It is commonplace to consider taste as the organ through which we know beauty and enjoy beautiful things. Looking beyond this facade, the newest translation of Italian philosopher Giorgio Agamben's work lays bare the far-from-comforting character of a fault line that irremediably divides the human subject. At the crossroads of truth and beauty, cognition and pleasure, taste appears as a knowledge that is not known and a pleasure that is not enjoyed. From this vantage point, aesthetics and economics, Homo aestheticus and Homo economicus reveal their secret and uncanny complicity.
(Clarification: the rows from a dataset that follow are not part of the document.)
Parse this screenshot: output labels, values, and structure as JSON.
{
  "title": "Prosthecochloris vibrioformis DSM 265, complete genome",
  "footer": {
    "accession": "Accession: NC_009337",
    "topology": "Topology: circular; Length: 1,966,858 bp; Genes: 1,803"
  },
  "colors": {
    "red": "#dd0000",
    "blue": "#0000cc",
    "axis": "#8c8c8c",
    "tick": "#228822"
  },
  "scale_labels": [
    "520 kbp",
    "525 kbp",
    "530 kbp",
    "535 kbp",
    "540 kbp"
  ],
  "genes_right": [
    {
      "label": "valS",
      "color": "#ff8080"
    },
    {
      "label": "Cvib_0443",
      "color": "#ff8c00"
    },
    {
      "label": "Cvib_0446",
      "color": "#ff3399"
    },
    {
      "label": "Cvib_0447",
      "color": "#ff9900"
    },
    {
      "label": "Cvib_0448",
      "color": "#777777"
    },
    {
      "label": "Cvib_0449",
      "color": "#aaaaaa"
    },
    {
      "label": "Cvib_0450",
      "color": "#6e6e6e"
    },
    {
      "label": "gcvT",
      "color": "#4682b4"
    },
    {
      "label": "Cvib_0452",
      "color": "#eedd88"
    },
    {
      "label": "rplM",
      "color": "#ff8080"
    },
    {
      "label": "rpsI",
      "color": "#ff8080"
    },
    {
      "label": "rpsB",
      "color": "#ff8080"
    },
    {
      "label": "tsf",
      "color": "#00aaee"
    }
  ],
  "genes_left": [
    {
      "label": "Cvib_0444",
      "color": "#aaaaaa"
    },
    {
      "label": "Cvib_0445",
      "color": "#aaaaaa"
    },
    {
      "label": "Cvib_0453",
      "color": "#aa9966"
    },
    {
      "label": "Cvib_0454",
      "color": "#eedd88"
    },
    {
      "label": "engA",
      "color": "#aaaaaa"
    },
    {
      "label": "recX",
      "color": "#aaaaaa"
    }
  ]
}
With Taste, Agamben takes a step into the history of philosophy, reaching to the very origins of aesthetics, to critically recover the roots of a cardinal concept for Western culture. Agamben is the rare writer whose ideas and works have a broad appeal across many fields, and with taste he turns his critical eye to the realm of Western art and aesthetics. Originally written in 1979, this essay illuminates a key category in his most recent writings, promising to engage not only the author's readers in philosophy, sociology and literary criticism but also his growing audience among art theorists and historians as well.
About the Author
Giorgio Agamben, an Italian philosopher and political theorist, teaches at the IUAV University in Venice and holds the Baruch Spinoza Chair at the European Graduate School. His most recent works available in English translation from Stanford University Press include "What is an Apparatus?" and Other Essays (2009), Nudities (2010), and The Sacrament of Language(2011).